Wood BOE approves $700K for Stadium Field renovations
PARKERSBURG – Noting that Parkersburg High’s Stadium Field is the only condemned school facility in the county, members of the Wood County Board of Education unanimously approved $700,000 to aid renovations and get the stadium open by the fall.
Close to 200 people – many wearing red in support of the PHS issue – attended Tuesday’s meeting as board members considered funding the multi-million dollar renovation project.
Joe Carrico with the PHS Stadium Committee addressed the board to outline its needs.
“We’re here to talk about a grand old lady. Through 90 years she needed a little more TLC,” he said. “Tonight, she needs a facelift.”
Carrico said the stadium committee wants to fix the home side bleachers in time for soccer and football season. The renovations will cost $1.3 million.
The stadium committee asked the board for permission to begin fundraising, explore the possibility of borrowing up to $400,000, obtain $40,000 in capital improvement funding and use $60,000 from the committee toward the project.
“The elephant in the room is how much we are asking from the board,” he said. The committee requested $700,000 from the board.
“We understand it is a financial strain, but it is needed to meet the aggressive schedule,” Carrico said.
Carrico said if the committee has a large donor come forward it may come back to discuss naming rights.
The board was unanimous in its vote, 4-0, to approve the funding. Board member Tad Wilson was absent.
Board member Jim Fox said the board had an “obligation” to do this.
Six people spoke Tuesday, all relating to the athletic facility issues. Among those was Parkersburg High football player Chandler Hamilton, who delivered an impassioned plea for the board to provide funds. Hamilton cried several times during his presentation about his desire and need to use the field.
Afterward he received a hug from Fox and a standing ovation from the crowd. Hamilton closed his speech with a rally cry for students in front of board members.

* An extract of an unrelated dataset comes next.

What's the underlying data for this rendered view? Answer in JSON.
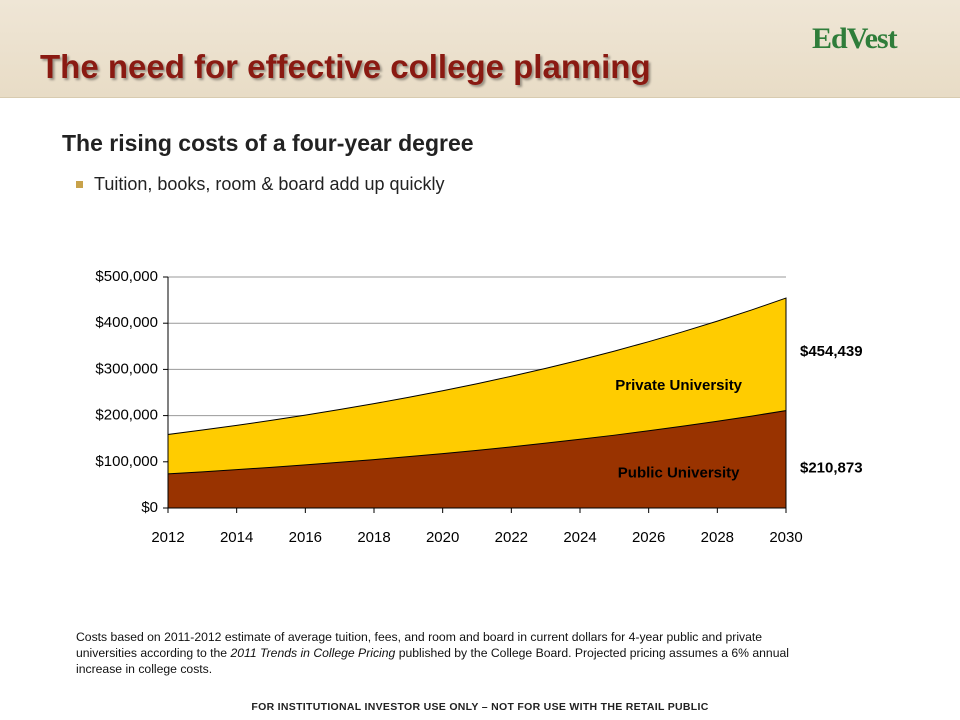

Rick Bush, an alumnus from PHS and supporter of the Parkersburg South Erickson All-Sports facility, also addressed the board. He spoke in support of funding Stadium Field, but asked for funding for Erickson as well.
Bush requested $500,000: $100,000 for the new track around the field and approximately $400,000 for new bleachers at the Rod Oldham Athletic Center.
After listening to school system finance director Connie Roberts overview of the facilities needs and funds, Bush said there was “no reason PHS can’t leave with its money and South with its $700,000.”
Roberts said the school system is projecting a $4.9 million carryover for the upcoming fiscal year. That money includes the $2.8 million contingency funds as well as $200,000 in money needed for emergency repairs.
Roberts said the school system needs approximately $16 million is roof repairs- just roof repairs. If the money isn’t there at least $200,000 is needed for emergency repairs until enough is available to do repairs.
Bush also recommended school officials look at refinancing bonds, noting lower interest rates.
Board president Tim Yeater said after everyone is gone members need to look at the budget.
“The $700K didn’t just magically appear,” he said.
Wood County Schools Superintendent Pat Law said officials had an additional problem that no one was expecting, referring to PHS. He said the board had a difficult decision.
Board member Lawrence Hasbargen said the system was at a crossroads with regard to repairs. He pointed the finger at the state for its tendency to overlook athletic facilities.
“It is ridiculous to go down that road. The state should be helping us and they don’t do it. They kick it back to us,” he said.
“We allow someone to build something on our property and we aren’t taking care of it, shame on us,” Yeater said.
Fox, reading from a typed sheet of paper, made the motion to amend the agenda item to provide $700,000 in funding to the stadium. It was seconded by John Marlow.
Board members made no move on Bush’s request. Fox said if Erickson was closed, he would support funding to get it open again.
“We are in this together,” he said. “We need to do this as a community.”